Yes. Salesforce has announced that the original PDF rendering engine is being retired in favour of the advanced PDF rendering engine, which has stronger CSS support. The exact cut-off date has moved between releases, so do not rely on a fixed date — check the current Salesforce release notes and your org's Setup notices, and migrate new and existing pages to the advanced engine.

How large a PDF can Visualforce generate?

There is a cap on the size of a PDF produced by getContentAsPDF() (historically around 15 MB), and generation runs under standard Apex heap governor limits, so very large or image-heavy documents can fail. Because limits change between releases, confirm the current figure in the Salesforce Governor Limits documentation and split large documents or downsize images if you hit the ceiling.

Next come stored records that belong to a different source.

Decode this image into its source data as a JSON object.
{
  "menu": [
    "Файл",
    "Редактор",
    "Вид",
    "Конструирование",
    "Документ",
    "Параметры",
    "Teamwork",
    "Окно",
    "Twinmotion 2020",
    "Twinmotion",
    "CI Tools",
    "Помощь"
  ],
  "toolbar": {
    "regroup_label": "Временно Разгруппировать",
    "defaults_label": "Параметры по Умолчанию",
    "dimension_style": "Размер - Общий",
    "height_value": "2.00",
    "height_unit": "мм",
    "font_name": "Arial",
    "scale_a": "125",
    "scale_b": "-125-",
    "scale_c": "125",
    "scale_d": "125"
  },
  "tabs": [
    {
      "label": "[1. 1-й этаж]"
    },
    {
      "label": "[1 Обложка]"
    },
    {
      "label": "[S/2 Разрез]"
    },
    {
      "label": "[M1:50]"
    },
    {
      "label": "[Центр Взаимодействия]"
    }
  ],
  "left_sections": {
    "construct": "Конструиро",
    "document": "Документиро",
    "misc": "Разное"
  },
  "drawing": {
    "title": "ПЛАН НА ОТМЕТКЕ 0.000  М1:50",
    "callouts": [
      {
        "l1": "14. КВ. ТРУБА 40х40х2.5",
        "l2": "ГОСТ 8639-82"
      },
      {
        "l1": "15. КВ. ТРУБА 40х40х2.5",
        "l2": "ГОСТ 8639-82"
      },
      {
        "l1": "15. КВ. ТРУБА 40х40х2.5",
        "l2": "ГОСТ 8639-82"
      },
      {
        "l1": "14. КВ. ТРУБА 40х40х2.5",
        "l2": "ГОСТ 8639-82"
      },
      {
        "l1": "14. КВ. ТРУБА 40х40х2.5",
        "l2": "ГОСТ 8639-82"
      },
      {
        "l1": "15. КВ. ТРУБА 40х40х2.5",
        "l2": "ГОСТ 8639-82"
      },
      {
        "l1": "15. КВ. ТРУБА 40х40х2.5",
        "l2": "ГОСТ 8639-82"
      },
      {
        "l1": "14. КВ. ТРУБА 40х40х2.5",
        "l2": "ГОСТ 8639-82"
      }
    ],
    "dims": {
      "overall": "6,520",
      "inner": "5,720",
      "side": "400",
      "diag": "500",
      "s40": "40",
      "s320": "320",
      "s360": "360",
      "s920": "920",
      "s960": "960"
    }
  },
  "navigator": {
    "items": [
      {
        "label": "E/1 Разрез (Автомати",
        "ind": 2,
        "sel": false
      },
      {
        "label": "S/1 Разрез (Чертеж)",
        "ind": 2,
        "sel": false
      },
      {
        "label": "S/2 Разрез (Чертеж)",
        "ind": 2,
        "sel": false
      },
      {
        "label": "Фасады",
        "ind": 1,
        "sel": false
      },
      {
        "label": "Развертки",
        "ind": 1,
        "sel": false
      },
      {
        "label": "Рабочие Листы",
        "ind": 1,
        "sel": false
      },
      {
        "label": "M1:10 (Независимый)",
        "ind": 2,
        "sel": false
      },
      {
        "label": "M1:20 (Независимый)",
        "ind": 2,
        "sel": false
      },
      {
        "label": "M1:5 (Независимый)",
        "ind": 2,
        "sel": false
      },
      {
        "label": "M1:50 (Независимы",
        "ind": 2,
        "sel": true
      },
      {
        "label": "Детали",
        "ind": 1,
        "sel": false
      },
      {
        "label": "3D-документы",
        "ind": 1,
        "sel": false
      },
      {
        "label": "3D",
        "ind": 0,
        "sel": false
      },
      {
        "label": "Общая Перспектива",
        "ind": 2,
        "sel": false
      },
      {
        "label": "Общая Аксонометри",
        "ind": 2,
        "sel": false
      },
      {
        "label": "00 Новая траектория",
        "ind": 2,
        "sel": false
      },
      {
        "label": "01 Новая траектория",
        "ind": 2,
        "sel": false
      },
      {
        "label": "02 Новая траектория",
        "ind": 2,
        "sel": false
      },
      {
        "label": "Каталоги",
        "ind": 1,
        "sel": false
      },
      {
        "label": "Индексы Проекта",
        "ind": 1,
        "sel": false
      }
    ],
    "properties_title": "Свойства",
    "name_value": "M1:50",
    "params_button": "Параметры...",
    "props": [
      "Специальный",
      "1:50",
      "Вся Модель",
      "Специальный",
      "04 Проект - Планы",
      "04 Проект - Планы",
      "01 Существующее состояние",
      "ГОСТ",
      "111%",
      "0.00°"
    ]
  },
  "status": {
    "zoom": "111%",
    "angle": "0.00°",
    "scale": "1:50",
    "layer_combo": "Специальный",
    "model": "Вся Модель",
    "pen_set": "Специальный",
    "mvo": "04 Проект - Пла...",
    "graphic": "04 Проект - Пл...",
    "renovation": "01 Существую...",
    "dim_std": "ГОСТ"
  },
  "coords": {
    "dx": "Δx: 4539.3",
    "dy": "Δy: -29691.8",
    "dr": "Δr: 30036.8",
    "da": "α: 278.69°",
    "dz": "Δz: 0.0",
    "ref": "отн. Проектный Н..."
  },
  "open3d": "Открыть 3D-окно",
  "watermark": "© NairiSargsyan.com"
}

Can I generate the PDF in Apex and attach or email it automatically?

Yes. Call PageReference.getContentAsPDF() to get the document as a Blob, then save it as a ContentVersion (Salesforce Files) linked to the record, as a legacy Attachment, or as a Messaging.EmailFileAttachment on an outbound email. Remember that getContentAsPDF() cannot render inside a unit test, so stub the Blob when Test.isRunningTest() is true.

Does Lightning Experience have a replacement for Visualforce PDF?

Not directly. Lightning Web Components have no built-in server-side HTML-to-PDF feature, so the Visualforce page with renderAs="pdf" remains the standard native approach and works fine alongside Lightning. For complex, design-heavy documents many teams add an AppExchange PDF app or call an external rendering service instead.